Çünkü kültür sanat sayfalarının ve kültür sanat haberciliğinin giderek yok olduğu bir dönemde olup biteni izlemek için fazladan çaba sarf etmek gerekiyor.
Ama tam da bu yüzden önemli. O nabzı tutan birileri de olmalı.
Bu nedenle, Can Almanak’ı hazırlayan ekibi (Yekta Kopan, Zeynep Miraç, Sibel Oral, Ali Granit, Sırma Köksal, Can Öz, Muhsin Akgün, Murat Kaspar, Begüm Bakırcı, Mustafa Çevikdoğan, Aylin Samancı, Mert Tokur) ayrıca tebrik etmek gerekiyor.

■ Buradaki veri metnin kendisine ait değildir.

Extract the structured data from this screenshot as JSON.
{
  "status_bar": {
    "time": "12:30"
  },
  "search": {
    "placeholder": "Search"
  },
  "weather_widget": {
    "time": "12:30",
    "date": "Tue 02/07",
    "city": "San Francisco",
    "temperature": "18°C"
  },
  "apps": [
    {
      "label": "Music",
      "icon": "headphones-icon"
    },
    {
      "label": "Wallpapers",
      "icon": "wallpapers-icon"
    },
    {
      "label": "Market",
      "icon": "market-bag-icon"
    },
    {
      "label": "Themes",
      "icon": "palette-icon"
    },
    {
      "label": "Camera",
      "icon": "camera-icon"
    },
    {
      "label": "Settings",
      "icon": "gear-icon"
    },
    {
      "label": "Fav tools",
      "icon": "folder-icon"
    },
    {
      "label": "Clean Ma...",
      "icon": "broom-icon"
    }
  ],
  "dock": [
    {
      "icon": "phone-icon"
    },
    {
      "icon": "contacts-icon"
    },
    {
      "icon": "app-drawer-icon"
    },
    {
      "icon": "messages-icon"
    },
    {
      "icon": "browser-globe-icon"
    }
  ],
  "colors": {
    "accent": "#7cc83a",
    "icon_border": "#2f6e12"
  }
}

“Yahu internetten bütün bilgilere ulaşırım, ne gerek var almanağa, ne için alayım?” diyenlere Yekta Kopan’ın cevabı hazır:
“İnternet ortamında bütün o bilgilere bir zaman sıralaması içinde, seçilmiş ve özünü anlatacak şekilde hazırlanmış olarak ulaşamayacağınız için. Can Almanak 2016, kültür sanat dünyasındaki gelişmelerle, Türkiye’deki ve dünyadaki siyaseti paralel bir şekilde okumanızı sağlayacağı için. Hafıza kaydı tutabilmeniz için. Ve kitapseverlerin gayet iyi anlayacağı bir özelliği daha var; bir nesne olarak tam bir ‘kütüphane güzeli’ olduğu için.”
Can Almanak 2016 kültür sanatla da sınırlı değil aslında. Sayfalarda kültür sanat hadiseleri boylu boyunca işlenirken, sayfaların alt kısmındaki ince banttan yıl içinde Türkiye ve dünyaya damgasını vuran siyasi gelişmeleri, hak ihlallerini takip edebiliyorsunuz.
Almanak sergileri, konserleri, festivalleri, kitapları, oyunları vs. ele alırken, sadece hatırlatmak amaçlı da olsa Cerattepe davası, mülteci anlaşması, sınır dışı edilen akademisyenler, MHP kongre krizi, bombalı saldırılar ve darbe girişimi gibi tüm yıl boyunca hayatımıza etki eden olaylara da gözünü kapamıyor.
Yani evet, bu bir kültür sanat almanağı ama 2016’da olup biten her şeyi içeriyor.
Kültür sanat haberleri de sadece konser, sergi, film vs. değil, kenti de kapsıyor. Örneğin ben, kent hafızasının bir parçası olan ve bu yıl “soylulaştırılan” Narmanlı Han’ı yazdım.
Benim gibi ufacık da olsa katkıda bulunan başkaları da var.
Rutkay Aziz dostu Tarık Akan’ı, Deniz Türkali babası Vedat Türkali’yi, Fazıl Say hocası İlhan Baran’ı, Murat Meriç Ergüder Yoldaş’ı, Yaprak Özdemiroğlu babası Attila Özdemiroğlu’nu, Cem Sorguç Venedik Mimarlık Bienali’ni, Metin Solmaz Bob Dylan’ı, Etem Öztürk Leonard Cohen’i yazmış.
Meltem Cumbul’un gösteri sanatlarının emekçilerine dair açıklaması, Pelin Opçin’in Joan Baez’e mektubu, Barış Bıçakçı’nın gözaltına alınan yazar ve öğretmen Murat Özyaşar’a dair yazısı da sayfalarda yer bulmuş.
Geçtiğimiz yıl yazdığımı yine yazıyorum; unutmamak için, unuttuğunuzda
dönüp bakmak için mutlaka alın bir tane.